SERGEN'E FUTBOL DERSİ

Beşiktaş, kendi evinde Göztepe’den 3 yedi. Hem de öyle sıradan bir mağlubiyet değil; oyun üstünlüğü, disiplin, cesaret… Hepsi Göztepe’deydi. İzmir ekibi üçlü savunma sistemiyle sahaya çıktı, önde bastı, arkada sağlam durdu ve Beşiktaş’ı sahadan sildi.

Ama gelin filmi biraz geri saralım. Birkaç sene önce Sergen Yalçın, yorumculuk yaparken, Göztepe’nin bugünkü hocası Stanmir Stoilov futbol dersi verip şunları söylemişti: “Göztepe Teknik Direktörüne anlatsınlar 3 stoperli bir oyun nasıl oynanmalı, takım ön alan baskısı yaptığı zaman arka taraf nasıl durmalı, nasıl pozisyon almalı, takım oyunu kurarken üç stoperle nasıl oyun kuracaksın, bunları biraz takımına öğretsin bence.”

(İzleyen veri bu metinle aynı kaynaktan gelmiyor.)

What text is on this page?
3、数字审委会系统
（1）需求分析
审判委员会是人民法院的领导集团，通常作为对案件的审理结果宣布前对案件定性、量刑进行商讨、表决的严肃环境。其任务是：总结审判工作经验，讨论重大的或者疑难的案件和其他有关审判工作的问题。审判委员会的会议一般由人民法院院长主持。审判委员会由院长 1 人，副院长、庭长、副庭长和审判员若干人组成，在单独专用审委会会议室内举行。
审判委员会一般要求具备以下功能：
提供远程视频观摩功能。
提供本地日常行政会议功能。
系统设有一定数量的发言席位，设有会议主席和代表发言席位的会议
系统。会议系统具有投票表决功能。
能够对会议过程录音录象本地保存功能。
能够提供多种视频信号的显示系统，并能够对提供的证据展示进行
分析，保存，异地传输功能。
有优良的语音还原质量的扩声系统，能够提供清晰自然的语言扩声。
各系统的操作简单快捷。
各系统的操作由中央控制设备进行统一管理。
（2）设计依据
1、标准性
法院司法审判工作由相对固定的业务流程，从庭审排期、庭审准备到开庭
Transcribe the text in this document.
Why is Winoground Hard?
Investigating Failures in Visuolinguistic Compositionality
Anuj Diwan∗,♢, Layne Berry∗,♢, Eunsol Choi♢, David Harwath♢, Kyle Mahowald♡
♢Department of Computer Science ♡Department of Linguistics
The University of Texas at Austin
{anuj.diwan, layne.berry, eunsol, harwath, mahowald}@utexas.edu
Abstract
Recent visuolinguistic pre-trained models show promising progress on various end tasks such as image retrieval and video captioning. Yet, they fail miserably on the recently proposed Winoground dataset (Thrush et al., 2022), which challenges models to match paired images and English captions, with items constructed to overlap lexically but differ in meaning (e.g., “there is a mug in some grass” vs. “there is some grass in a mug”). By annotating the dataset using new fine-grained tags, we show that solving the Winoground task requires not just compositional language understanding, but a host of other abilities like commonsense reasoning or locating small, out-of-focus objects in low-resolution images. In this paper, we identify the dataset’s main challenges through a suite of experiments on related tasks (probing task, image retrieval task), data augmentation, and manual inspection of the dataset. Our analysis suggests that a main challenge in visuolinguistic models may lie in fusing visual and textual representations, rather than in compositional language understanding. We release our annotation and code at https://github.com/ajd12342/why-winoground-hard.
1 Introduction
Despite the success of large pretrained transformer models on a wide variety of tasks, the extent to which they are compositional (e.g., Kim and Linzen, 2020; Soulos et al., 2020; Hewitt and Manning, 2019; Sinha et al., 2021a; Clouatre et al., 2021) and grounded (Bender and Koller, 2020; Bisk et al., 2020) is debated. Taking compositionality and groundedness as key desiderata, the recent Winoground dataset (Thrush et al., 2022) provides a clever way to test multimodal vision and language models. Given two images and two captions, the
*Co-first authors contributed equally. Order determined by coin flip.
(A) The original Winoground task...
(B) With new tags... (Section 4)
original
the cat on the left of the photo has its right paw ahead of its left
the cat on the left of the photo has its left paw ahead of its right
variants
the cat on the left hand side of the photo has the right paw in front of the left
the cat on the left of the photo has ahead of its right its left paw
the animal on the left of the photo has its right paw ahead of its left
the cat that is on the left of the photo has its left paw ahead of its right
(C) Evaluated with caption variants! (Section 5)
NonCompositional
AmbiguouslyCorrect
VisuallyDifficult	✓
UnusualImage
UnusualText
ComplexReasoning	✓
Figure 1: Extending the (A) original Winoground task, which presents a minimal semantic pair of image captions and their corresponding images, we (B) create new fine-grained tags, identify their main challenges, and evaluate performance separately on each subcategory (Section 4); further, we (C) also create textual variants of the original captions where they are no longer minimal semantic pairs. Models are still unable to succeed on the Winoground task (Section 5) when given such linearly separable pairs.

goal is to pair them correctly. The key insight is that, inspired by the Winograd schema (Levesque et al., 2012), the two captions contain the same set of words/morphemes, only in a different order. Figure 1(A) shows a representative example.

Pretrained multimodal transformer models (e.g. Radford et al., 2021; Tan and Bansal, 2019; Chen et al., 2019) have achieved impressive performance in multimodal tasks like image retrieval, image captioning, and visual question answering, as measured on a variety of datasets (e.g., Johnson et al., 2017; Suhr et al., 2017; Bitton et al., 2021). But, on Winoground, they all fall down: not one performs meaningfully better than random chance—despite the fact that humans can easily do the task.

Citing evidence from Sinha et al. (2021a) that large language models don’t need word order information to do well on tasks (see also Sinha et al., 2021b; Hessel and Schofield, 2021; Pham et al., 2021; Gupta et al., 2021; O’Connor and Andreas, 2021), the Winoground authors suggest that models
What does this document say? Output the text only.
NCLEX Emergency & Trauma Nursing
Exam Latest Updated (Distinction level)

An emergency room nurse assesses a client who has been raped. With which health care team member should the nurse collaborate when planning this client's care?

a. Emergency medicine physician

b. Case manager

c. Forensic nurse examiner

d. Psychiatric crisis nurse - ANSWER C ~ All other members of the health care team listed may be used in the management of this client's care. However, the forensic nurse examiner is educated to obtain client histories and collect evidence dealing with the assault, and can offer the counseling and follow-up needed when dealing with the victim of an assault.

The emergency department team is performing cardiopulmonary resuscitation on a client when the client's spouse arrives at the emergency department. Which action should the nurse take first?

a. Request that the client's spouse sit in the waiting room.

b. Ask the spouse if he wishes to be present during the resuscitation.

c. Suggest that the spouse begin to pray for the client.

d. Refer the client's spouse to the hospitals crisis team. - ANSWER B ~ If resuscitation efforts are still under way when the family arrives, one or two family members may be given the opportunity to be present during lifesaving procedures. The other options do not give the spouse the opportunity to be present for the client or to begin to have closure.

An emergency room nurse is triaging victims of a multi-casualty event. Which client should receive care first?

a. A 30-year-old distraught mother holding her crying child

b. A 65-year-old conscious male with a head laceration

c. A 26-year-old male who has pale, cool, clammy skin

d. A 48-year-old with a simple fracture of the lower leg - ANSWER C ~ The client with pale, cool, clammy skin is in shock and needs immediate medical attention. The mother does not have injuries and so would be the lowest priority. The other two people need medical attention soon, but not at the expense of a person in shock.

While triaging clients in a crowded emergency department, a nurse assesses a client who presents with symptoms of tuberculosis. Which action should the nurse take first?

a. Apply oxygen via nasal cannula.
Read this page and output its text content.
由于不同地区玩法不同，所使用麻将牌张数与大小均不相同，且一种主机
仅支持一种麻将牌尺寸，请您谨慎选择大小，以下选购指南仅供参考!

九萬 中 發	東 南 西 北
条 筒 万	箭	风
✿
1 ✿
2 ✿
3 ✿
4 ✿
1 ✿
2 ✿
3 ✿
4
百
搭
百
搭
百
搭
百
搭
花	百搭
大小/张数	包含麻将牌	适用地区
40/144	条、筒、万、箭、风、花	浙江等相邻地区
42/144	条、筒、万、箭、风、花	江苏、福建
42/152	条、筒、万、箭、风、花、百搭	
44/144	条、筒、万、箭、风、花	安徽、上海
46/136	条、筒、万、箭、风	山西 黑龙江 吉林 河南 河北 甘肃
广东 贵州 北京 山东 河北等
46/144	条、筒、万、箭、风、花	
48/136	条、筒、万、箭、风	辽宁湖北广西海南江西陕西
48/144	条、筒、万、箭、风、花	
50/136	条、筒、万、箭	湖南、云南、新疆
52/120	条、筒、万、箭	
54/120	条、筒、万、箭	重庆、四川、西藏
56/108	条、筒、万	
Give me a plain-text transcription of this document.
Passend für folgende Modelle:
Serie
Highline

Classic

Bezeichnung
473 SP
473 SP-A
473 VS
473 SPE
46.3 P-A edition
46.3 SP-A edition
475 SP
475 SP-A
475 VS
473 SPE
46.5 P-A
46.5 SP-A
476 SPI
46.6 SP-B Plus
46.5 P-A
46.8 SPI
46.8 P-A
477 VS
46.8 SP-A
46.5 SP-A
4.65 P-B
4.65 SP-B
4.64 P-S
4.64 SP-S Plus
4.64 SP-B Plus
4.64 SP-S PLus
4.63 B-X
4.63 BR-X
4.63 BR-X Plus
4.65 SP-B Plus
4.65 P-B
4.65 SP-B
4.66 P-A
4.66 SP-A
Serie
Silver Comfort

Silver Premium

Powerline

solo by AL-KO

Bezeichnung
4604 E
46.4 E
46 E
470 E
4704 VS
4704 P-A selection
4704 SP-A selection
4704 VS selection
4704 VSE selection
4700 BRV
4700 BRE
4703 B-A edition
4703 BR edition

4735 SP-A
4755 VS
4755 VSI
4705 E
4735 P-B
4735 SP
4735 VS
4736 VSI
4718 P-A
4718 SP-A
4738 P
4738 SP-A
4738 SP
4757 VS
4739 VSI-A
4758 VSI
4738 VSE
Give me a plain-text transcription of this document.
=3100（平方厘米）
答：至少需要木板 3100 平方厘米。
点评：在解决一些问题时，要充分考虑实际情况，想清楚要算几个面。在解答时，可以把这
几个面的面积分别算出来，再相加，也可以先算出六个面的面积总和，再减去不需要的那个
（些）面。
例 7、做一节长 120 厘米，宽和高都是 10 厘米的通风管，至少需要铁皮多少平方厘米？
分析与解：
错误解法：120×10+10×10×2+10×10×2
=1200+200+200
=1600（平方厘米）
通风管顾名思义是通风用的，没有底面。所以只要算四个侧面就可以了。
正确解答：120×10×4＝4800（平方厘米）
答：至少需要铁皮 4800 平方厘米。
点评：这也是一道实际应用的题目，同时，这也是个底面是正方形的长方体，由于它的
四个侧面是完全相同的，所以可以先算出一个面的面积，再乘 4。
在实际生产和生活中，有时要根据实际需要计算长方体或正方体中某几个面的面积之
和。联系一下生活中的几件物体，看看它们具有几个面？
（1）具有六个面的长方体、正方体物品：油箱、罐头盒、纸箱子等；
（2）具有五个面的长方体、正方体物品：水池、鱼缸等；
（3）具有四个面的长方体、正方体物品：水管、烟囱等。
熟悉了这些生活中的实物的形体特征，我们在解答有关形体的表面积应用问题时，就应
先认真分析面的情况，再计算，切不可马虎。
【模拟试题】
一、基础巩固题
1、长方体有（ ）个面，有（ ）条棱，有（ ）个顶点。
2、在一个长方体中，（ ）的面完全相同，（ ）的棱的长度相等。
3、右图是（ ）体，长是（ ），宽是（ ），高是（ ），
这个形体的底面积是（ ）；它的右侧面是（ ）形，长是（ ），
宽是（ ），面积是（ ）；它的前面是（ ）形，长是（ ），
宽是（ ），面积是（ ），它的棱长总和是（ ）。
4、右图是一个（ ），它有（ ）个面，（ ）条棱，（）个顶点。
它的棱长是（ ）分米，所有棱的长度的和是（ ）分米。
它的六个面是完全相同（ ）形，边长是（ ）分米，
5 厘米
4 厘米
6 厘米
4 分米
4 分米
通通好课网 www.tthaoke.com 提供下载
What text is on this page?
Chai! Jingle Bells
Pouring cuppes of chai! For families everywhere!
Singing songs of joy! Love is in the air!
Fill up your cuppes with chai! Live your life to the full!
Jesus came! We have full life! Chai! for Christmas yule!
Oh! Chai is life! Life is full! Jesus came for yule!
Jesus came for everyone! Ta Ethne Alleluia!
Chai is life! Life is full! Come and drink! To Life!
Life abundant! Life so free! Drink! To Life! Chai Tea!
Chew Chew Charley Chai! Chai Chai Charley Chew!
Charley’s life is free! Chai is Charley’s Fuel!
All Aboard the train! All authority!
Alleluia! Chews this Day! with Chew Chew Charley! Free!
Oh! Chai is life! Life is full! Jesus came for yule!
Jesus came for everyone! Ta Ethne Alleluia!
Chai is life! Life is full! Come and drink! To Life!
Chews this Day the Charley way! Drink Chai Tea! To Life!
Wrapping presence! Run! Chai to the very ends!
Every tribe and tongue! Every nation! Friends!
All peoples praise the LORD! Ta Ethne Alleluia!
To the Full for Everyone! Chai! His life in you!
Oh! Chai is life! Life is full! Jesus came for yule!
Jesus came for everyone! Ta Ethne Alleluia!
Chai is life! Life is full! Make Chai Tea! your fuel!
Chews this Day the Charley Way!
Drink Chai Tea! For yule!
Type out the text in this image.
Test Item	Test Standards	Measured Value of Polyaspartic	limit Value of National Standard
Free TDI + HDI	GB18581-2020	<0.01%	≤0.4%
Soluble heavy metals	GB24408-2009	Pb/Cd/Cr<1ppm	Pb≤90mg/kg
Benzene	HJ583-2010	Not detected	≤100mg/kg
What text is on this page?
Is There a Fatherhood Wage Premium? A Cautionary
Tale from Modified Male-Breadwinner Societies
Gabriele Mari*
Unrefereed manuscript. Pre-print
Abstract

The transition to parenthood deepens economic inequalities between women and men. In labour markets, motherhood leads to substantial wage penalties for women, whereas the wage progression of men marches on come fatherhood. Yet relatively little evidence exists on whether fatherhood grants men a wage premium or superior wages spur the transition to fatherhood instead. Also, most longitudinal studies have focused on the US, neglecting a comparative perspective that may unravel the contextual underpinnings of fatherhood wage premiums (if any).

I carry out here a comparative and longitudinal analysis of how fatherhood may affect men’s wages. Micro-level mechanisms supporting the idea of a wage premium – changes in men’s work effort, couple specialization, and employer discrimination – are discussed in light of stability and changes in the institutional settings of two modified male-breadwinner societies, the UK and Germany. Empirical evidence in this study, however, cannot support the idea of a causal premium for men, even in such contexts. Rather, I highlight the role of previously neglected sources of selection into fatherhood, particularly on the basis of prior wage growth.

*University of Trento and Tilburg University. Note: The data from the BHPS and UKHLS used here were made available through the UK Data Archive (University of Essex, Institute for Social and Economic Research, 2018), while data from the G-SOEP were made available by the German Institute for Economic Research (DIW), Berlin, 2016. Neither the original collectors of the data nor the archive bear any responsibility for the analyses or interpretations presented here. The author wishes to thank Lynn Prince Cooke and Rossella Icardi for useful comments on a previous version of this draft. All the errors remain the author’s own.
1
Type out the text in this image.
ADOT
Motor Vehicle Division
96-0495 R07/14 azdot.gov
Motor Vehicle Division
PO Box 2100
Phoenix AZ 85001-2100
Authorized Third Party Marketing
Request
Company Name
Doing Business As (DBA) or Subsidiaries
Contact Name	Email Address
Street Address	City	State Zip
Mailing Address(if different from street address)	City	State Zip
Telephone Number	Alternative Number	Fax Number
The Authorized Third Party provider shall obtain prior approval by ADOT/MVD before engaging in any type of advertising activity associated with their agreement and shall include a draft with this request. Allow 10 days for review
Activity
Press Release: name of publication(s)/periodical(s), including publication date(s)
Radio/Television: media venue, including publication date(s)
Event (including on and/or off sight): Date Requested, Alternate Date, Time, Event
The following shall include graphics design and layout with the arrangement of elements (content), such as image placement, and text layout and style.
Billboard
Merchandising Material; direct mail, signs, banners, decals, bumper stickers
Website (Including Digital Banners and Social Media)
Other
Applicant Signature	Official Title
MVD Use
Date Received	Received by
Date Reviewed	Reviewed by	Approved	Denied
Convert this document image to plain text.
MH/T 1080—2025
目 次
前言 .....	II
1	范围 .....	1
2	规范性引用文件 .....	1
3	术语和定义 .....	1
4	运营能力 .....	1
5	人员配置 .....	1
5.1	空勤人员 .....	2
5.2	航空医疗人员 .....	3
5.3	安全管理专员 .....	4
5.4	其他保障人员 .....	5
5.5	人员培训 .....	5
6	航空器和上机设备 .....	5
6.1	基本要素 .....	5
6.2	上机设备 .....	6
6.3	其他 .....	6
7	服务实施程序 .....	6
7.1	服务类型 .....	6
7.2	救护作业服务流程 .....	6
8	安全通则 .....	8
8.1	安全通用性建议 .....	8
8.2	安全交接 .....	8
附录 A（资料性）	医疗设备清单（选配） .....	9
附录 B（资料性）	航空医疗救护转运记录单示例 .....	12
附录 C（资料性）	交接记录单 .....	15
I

Sergen hoca, futbolculuğunda da teknik adamlığında da lafını esirgemeyen biri oldu. Ama bu kez söyledikleri geri döndü, tam kalbine saplandı. Çünkü Stoilov’un üçlüsü, Sergen’in “anlatsınlar” dediği bütün dersleri tek tek uyguladı. Ön alan baskısı mı? Var. Arkada doğru pozisyon alma mı? Var. Üç stoperle oyun kurma mı? Bal gibi var. Sonuç: 3-0! Hem skor tabelasında hem de futbol mantığında Sergen’e net bir tokat.